CMHC insures 41.2 per cent of all outstanding mortgages in Canada, down from 44.8 per cent in the same period last year.

Despite a sharp downturn in oil prices since last fall and fears over a Canadian recession this year, CMHC said claims on its mortgage insurance increased by just $1-million in the second quarter compared to the same period last year, to $88-million.

Nationally, the agency's loss ratio – the percentage of its total outstanding insured mortgages that are at least 90 days in arrears – was 0.34 per cent, up from 0.33 per cent a year earlier.

The average credit score for borrowers was 748 in the second quarter, up from 745 a year earlier, while the average value of an insured mortgage rose 2 per cent to $235,384.
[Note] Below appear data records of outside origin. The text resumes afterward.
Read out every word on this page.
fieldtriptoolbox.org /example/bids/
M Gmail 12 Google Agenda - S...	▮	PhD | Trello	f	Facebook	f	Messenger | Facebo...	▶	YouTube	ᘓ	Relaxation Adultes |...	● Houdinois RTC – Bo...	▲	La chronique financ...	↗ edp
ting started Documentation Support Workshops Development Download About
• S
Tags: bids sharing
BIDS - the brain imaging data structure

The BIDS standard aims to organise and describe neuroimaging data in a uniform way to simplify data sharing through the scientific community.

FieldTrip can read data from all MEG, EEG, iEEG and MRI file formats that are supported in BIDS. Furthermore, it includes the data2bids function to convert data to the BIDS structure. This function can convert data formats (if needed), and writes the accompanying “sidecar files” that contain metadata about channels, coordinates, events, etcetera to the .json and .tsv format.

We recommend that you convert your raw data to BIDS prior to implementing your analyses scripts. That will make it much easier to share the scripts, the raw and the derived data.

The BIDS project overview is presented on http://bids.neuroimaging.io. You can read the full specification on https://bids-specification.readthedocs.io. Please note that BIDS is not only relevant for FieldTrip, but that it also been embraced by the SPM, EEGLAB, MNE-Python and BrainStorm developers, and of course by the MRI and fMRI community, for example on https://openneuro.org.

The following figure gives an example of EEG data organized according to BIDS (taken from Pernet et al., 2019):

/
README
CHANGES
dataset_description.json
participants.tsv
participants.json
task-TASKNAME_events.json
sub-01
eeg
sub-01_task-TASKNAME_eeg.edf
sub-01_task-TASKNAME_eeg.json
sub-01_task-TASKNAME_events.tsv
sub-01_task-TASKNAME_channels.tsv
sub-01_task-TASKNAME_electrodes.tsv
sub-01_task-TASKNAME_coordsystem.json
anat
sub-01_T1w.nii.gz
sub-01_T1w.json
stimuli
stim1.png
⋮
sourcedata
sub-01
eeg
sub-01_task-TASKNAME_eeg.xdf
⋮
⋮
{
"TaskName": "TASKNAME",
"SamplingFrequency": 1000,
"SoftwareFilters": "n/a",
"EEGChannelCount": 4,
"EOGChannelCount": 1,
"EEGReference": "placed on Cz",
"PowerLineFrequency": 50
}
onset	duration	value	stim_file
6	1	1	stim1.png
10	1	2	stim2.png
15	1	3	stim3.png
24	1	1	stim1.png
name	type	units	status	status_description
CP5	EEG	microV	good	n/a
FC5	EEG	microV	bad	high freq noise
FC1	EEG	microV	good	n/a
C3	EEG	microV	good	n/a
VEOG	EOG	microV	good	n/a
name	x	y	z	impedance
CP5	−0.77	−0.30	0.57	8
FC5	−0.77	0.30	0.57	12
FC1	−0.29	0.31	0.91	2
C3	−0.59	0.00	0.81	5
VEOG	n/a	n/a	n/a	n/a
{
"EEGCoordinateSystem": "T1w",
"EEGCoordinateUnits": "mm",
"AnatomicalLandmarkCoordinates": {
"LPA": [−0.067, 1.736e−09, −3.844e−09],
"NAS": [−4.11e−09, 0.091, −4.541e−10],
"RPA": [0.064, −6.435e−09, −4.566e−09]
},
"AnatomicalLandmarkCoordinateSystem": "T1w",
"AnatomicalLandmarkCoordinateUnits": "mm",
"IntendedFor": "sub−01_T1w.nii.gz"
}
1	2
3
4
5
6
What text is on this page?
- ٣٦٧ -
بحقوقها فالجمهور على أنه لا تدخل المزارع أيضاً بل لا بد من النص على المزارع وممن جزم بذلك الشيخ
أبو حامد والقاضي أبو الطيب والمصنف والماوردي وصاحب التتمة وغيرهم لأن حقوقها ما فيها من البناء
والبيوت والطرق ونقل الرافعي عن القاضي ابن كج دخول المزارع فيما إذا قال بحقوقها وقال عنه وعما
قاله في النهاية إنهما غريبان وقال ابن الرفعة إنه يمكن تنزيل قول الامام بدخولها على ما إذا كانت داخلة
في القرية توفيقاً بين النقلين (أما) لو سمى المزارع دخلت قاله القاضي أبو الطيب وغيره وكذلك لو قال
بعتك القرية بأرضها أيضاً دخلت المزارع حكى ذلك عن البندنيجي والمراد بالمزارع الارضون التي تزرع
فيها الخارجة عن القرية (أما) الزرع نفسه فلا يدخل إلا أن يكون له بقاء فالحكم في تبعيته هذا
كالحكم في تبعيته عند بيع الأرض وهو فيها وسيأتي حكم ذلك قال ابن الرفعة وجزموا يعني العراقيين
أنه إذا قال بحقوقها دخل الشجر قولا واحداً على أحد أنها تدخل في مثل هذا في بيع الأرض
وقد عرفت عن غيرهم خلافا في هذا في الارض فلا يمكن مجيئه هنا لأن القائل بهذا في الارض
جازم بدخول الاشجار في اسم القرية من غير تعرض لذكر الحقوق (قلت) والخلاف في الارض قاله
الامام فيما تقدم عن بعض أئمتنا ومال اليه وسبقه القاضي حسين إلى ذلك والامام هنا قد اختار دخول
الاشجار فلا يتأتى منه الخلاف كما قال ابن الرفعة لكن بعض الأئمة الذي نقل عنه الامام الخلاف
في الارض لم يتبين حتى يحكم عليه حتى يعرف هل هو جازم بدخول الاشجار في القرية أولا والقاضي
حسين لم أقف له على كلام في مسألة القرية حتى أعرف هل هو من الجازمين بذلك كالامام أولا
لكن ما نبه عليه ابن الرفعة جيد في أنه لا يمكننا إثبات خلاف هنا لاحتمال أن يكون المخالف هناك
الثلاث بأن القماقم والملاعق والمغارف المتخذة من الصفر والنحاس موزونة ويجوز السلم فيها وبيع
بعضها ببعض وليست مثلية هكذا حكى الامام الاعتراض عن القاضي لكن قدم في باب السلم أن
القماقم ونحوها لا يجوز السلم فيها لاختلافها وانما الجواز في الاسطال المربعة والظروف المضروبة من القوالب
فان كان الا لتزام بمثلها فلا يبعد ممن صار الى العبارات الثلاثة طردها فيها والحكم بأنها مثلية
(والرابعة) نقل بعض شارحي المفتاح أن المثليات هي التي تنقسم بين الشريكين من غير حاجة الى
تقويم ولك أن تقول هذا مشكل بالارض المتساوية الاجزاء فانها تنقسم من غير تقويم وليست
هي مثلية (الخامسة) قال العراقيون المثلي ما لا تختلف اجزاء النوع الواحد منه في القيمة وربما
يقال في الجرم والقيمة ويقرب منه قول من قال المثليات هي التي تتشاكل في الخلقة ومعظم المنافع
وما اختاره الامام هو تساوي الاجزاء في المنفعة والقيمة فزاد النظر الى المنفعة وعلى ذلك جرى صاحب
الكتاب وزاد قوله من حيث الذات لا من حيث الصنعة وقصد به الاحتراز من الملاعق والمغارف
Regionally, however, mortgages arrears were up for the year by more than a third in Newfoundland and Saskatchewan, two provinces whose housing markets have struggled this year amid falling commodity prices.

The percentage of CMHC-insured mortgages in arrears has risen slightly in Alberta this year, although it was lower than the same time last year. The arrears rate dropped in B.C. and Ontario, markets that have benefited from lower interest rates and a falling Canadian dollar.

Hikes to insurance premiums brought CMHC brought in an additional $22-million in revenue for the federal agency.

Editor's note: A previous version of this story said CMHC-insured mortgages in arrears fell slightly in Alberta. Corrected data provided by CMHC actually shows they have risen slightly.